I'd recommend making sure that LocalStack is always version pinned, and that you upgrade safely when you're ready to.
Cold starts with
While trying to track down why our local tests were performing poorly, I spotted that even when using the
docker-reuse mode, Java was triggering a cold start on each invocation of the function.
I raised an issue with LocalStack, and after a few months of me not updating my initial work on resolving it, a few folks in the community resolved it and it landed in
latest this morning!
This will be a problem if you're pinned to an older version, but upgrading should save you some time when testing.
No concurrency controls
As a general rule, I like to have my tests running in parallel. When applying this to the Lambdas we had, I found that they were running even slower which seemed really odd, even after I'd locally solved the cold start issue.
Unfortunately the real culprit is that it isn't possible to configure concurrency which means that each Lambda can only be invoked once, so even if your tests are highly parallelised, they'll execute sequentially.
Java 11, and beyond
We found that upgrading to Java 11 made ~20% difference to cold start, overall memory costs, as well as the developer experience boost.
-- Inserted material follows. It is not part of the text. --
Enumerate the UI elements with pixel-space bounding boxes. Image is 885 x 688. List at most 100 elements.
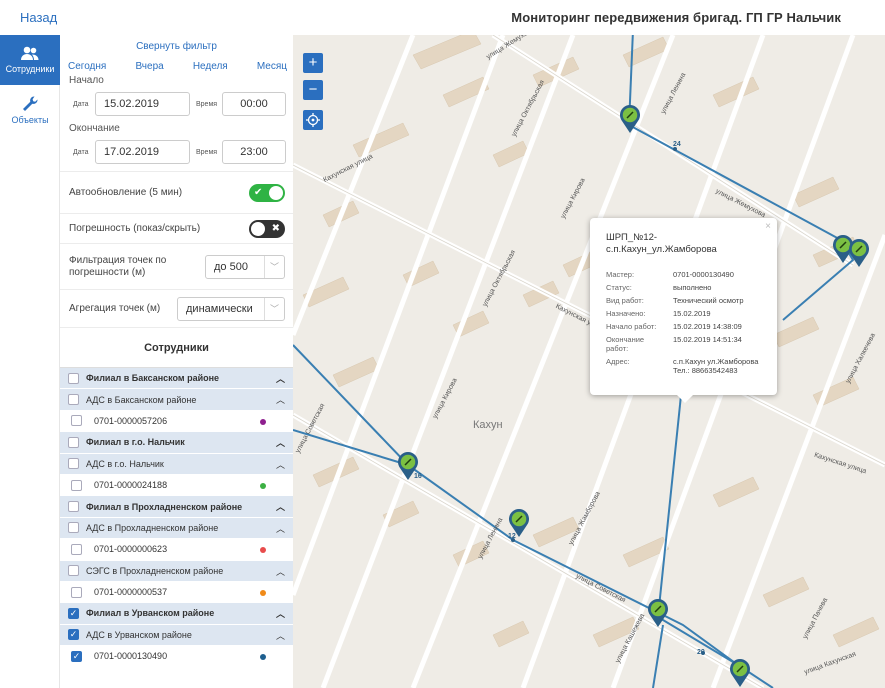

On the services that we upgraded, there was very little to actually change, so it meant it was a very cost-effective upgrade!
Splitting business logic from HTTP logic
This is already a pretty well-followed practice, but I thought I'd still mention that making sure the HTTP logic is separate to what's happening under the hood makes things easier to reason with, and allows for easier testing.
I've worked on some projects that haven't had this split as well, or that required mocking environment variables and serialising JSON to allow testing things hooked in correctly.
Library-first works great, but leads to overhead
This isn't just a Java problem, but remember that if you're not using a framework or an existing i.e. HTTP layer, you're increasing the burden for maintain once.
The HTTP layer I mentioned was beneficial because it gave us a place to solve common requirements such as sending HTTP Strict Transport Security (HSTS) headers.
We built a good community around shared ownership and reusing code, and made a good effort to build library-first, instead of solving the problem locally. But the problem with lots of libraries and writing a lot of code ourselves was that it leads to more maintenance.
Try to adopt Open Source where possible, and release what you can as Open Source to help others, too!
Don't try and keep the Lambda warm
One option to make sure Java Serverless applications stay performant is to keep them warm with a healthcheck endpoint.
Although this works, I think it's worth thinking about whether this is the right solution. By taking Serverless, which is meant to be "pay for only what you use", and injecting a lot more load onto your application than it needs, you're incurring a lot of cost for performances' sake.
Think about whether this is definitely the right stack, and that you're getting the benefits from using Java that you think you are.
Is Java Right for you?
Hopefully after reading this you can make a more informed decision about whether Java is the right language.
There's definitely a few cons that are related to building on Serverless in general, but a number of the cons are specific to Java and its cold start problem.
Although you can tune the application for better performance, maybe think about whether your workload makes more sense as a persistent JVM on EC2 or ECS where you can save a lot of developer time and experience instead of shoehorning into Serverless unnecessarily.